Perhaps we want to talk about the meaning of types? If the meaning of types supervenes on the meaning of possible tokens, then there is no meaning change at this level either. Is this paradoxical? Well, no, because types are not being sent or interpreted. Tokens may be interpreted in virtue of their type, but the type itself does not need to treated a kind of pilot wave accompanying the token signal.

Nevertheless, there is an important conflict of intuitions here if one introduces the idea of meaning for a sender. *Surely* the meaning for the sender does change when it is correlated with *E* or *G* rather than just *E*? And if senders are also receivers and receivers are also senders, then surely the meanings of some tokes change. So, how can the material conditional be the right interpretation in every case? The puzzle reappears.

Perhaps we need to make a distinction between sender’s meaning and receiver’s meaning? In this case, the material conditional is only the right interpretation for received tokens of ‘if *A* then *B*’? Perhaps this is how other interpretations of conditional enter natural language? Or perhaps we should deny that the sender’s meaning of ‘if *A* then *B*’ does change. Perhaps meaning is essentially a social concept and therefore depends only on a receiver’s interpretation? These are questions that may produce interesting answers within an evolutionary framework.

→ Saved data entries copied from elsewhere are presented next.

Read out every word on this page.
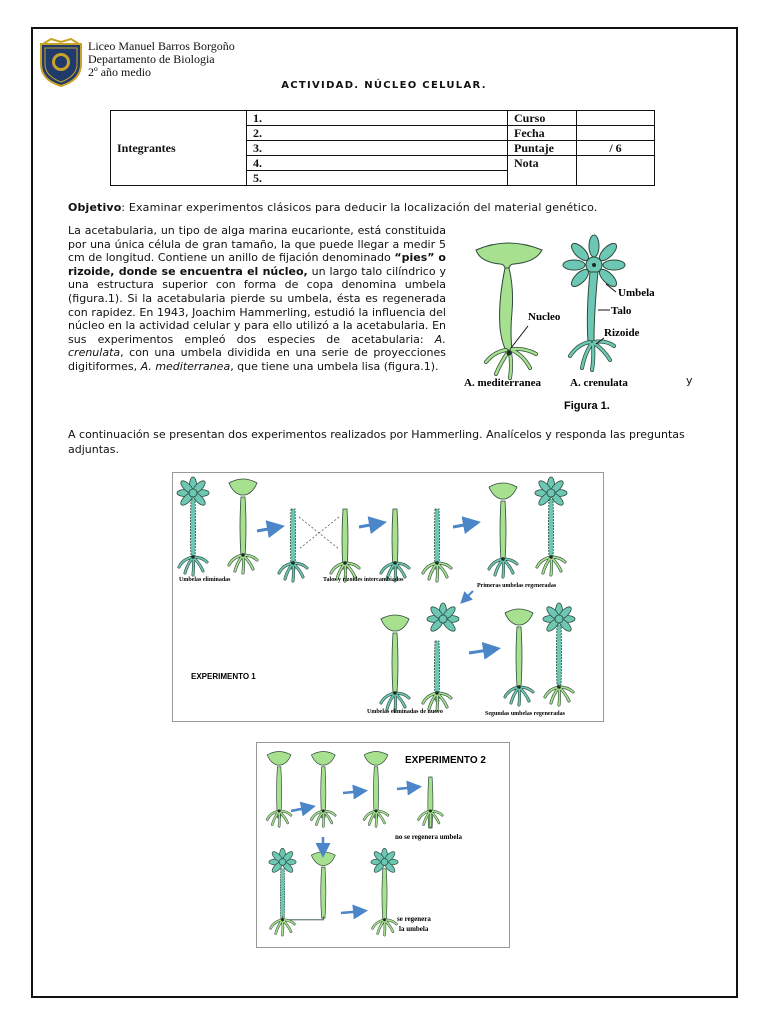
Liceo Manuel Barros Borgoño
Departamento de Biologia
2º año medio
ACTIVIDAD. NÚCLEO CELULAR.
Integrantes	1.	Curso	
	2.	Fecha	
	3.	Puntaje	/ 6
	4.	Nota	
	5.		
Objetivo: Examinar experimentos clásicos para deducir la localización del material genético.
La acetabularia, un tipo de alga marina eucarionte, está constituida por una única célula de gran tamaño, la que puede llegar a medir 5 cm de longitud. Contiene un anillo de fijación denominado “pies” o rizoide, donde se encuentra el núcleo, un largo talo cilíndrico y una estructura superior con forma de copa denomina umbela (figura.1). Si la acetabularia pierde su umbela, ésta es regenerada con rapidez. En 1943, Joachim Hammerling, estudió la influencia del núcleo en la actividad celular y para ello utilizó a la acetabularia. En sus experimentos empleó dos especies de acetabularia: A. crenulata, con una umbela dividida en una serie de proyecciones digitiformes, A. mediterranea, que tiene una umbela lisa (figura.1).
y
Umbela
Talo
Nucleo
Rizoide
A. mediterranea	A. crenulata
Figura 1.
A continuación se presentan dos experimentos realizados por Hammerling. Analícelos y responda las preguntas adjuntas.
Umbelas eliminadas	Talos y rizoides intercambiados
Primeras umbelas regeneradas
EXPERIMENTO 1
Umbelas eliminadas de nuevo	Segundas umbelas regeneradas
EXPERIMENTO 2
no se regenera umbela
se regenera
la umbela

Dretske, Fred (1981): *Knowledge and the Flow of Information*, Cambridge: Bradford/MIT Press.

Lewis, David (1969): *Convention*, Cambridge, MA, Harvard University Press.

Skyrms, Brian (1996): *Evolution of Social Contract*, Cambridge University Press.

Sober (1994): *From A Biological Point of View - Essays in evolutionary philosophy*, Cambridge University Press.

van Fraassen, Bas (1980): *The Scientific Image. * Oxford: Oxford University Press.